For purposes of this definition, an act or failure to act on your part shall be considered “willful” if done or omitted to be done by you other than in good faith and without reasonable belief that your action or omission was in the best interest of the Company.  

		
	D.
	“Change in Control” means the occurrence of any of the following:

		
	i.
	the acquisition by any Person of Beneficial Ownership of 40% or more of the outstanding shares of the Company’s Voting Securities;

		
	ii.
	the consummation of a reorganization, merger or consolidation of the Company or sale or other disposition of all or substantially all of the assets of the Company (a “Corporate Transaction”), unless such Corporate Transaction is a transaction pursuant to which all or substantially all of the Persons who are the Beneficial Owners of the Company immediately prior to the Corporate Transaction will beneficially own, directly or indirectly, 60% or more of the outstanding shares of Voting Securities of the resulting or combined entity;

		
	iii.
	individuals who, as of May 5, 2015, constitute the Board (the “Incumbent Board”) cease for any reason to constitute at least a majority of the Board; provided, however, that (A) any individual who becomes a member of the Board subsequent to May 5, 2015, whose election (or nomination for election by the Company’s stockholders) was approved by the vote of at least a majority of the directors then comprising the Incumbent Board, will be deemed a member of the Incumbent Board and (B) any individual who is initially elected as a member of the Board as a result of any actual or threatened solicitation of proxies or consents by or on behalf of any Person other than the Board will not be deemed a member of the Incumbent Board;

		
	iv.
	approval by the stockholders of the Company of a complete liquidation or dissolution of the Company; or

		
	v.
	any other circumstances (whether or not following a Change Event) which the Board determines to be a Change in Control for purposes of this Plan after giving due consideration to the nature of the circumstances then presented and the purposes of this Plan.  Any such determination made by the Board will be irrevocable except by vote of a majority of the members of the Board who voted in favor of making such determination.

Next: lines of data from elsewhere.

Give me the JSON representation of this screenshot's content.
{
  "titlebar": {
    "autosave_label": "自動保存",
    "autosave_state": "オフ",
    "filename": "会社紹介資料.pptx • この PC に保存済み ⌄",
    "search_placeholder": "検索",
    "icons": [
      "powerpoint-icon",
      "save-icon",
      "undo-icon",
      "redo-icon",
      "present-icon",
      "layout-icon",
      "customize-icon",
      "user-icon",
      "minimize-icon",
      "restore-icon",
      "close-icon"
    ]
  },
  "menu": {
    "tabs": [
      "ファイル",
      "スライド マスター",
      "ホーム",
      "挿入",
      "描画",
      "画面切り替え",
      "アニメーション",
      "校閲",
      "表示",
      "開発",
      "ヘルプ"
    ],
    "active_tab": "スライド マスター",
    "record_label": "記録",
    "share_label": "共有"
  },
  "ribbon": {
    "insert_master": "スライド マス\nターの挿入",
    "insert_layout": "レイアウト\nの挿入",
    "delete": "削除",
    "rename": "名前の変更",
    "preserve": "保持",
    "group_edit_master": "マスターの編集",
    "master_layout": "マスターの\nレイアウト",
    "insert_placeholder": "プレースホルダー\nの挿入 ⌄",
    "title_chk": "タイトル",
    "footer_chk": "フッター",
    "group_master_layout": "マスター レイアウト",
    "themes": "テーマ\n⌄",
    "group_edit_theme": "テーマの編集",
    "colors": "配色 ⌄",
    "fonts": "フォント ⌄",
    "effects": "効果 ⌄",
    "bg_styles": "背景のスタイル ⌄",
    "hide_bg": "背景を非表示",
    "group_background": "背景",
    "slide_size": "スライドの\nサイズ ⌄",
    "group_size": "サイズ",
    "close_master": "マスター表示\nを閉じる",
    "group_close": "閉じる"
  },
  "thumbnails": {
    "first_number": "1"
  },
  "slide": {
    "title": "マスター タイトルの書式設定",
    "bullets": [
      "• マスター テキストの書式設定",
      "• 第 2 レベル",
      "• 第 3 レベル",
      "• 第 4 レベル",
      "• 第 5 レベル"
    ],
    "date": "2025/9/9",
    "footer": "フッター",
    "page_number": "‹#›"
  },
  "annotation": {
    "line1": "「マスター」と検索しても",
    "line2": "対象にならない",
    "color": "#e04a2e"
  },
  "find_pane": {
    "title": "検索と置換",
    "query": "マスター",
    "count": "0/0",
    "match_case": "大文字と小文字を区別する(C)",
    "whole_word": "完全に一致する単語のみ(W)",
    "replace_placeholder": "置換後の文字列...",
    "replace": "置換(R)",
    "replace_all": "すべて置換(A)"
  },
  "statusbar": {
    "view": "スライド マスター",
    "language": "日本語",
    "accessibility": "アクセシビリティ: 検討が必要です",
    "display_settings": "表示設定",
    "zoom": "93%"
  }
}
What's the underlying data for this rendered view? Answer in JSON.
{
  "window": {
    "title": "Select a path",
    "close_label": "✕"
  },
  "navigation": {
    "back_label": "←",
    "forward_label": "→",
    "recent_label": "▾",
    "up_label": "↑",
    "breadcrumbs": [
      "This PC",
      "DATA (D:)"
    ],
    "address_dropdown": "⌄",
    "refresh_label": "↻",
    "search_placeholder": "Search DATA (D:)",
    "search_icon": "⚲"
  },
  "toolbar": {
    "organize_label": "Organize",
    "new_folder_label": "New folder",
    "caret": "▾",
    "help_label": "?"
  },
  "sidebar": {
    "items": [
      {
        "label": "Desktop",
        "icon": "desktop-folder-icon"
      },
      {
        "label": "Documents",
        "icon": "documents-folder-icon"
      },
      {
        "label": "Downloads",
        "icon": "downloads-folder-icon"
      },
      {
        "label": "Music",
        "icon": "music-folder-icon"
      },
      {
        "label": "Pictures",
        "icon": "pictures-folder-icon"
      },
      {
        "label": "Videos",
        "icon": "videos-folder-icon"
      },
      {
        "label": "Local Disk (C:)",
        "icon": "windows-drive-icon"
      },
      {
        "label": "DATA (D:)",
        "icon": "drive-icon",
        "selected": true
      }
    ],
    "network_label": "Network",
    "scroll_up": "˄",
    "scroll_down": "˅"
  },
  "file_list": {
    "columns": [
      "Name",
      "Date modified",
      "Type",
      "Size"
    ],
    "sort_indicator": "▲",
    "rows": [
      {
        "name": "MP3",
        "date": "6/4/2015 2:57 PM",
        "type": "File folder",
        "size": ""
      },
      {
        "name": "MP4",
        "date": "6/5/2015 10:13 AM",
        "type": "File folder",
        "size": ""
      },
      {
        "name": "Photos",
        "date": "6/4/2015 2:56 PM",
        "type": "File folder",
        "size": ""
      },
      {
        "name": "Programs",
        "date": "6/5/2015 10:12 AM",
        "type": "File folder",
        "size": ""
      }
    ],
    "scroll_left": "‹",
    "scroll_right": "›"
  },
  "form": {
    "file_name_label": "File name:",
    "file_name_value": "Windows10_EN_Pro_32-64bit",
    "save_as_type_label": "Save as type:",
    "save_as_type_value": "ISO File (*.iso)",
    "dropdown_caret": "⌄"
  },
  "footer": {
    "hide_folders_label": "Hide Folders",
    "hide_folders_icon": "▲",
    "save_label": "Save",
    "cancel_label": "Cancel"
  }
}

For purposes of this definition, a “Change in Control” will not result from any transaction precipitated by the Company’s insolvency, appointment of a conservator or determination by a regulatory agency that the Company is insolvent.
		
	E.
	“Change Event” means either of the following:

		
	i.
	the acquisition by any Person (other than the Company or a subsidiary or an employee benefit plan (including its trustee) of the Company) of Beneficial Ownership, directly or indirectly, of shares of Voting Securities of the Company directly or indirectly representing 15% or more of the total number of the then outstanding shares of the Company’s Voting Securities (excluding the sale or issuance of any Voting Securities directly by the Company, or any transaction in which the acquisition of such Voting Securities is made by such Person from five or fewer stockholders in a transaction or transactions approved in advance by the Board); or

		
	ii.
	the agreement, or the public announcement of an intention, by any Person or Persons, to take any action, which if completed, would constitute a Change in Control. 

		
	F.
	“Beneficial Owner” or “Beneficial Ownership” will have the meaning given to such term in Rule 13d‐3 under the Exchange Act.

		
	G.
	“Board” or “Board of Directors” means the Board of Directors of the Company.

		
	H.
	“Person” will have the meaning given to such term in Section 3(a)(9) of the Exchange Act and used in Sections 13(d) and 14(d) thereof (including a “group” as defined in Section 13(d)).

		
	I.
	“Voting Securities” means any shares of capital stock of any entity that are generally entitled to vote in elections for members of the board of directors.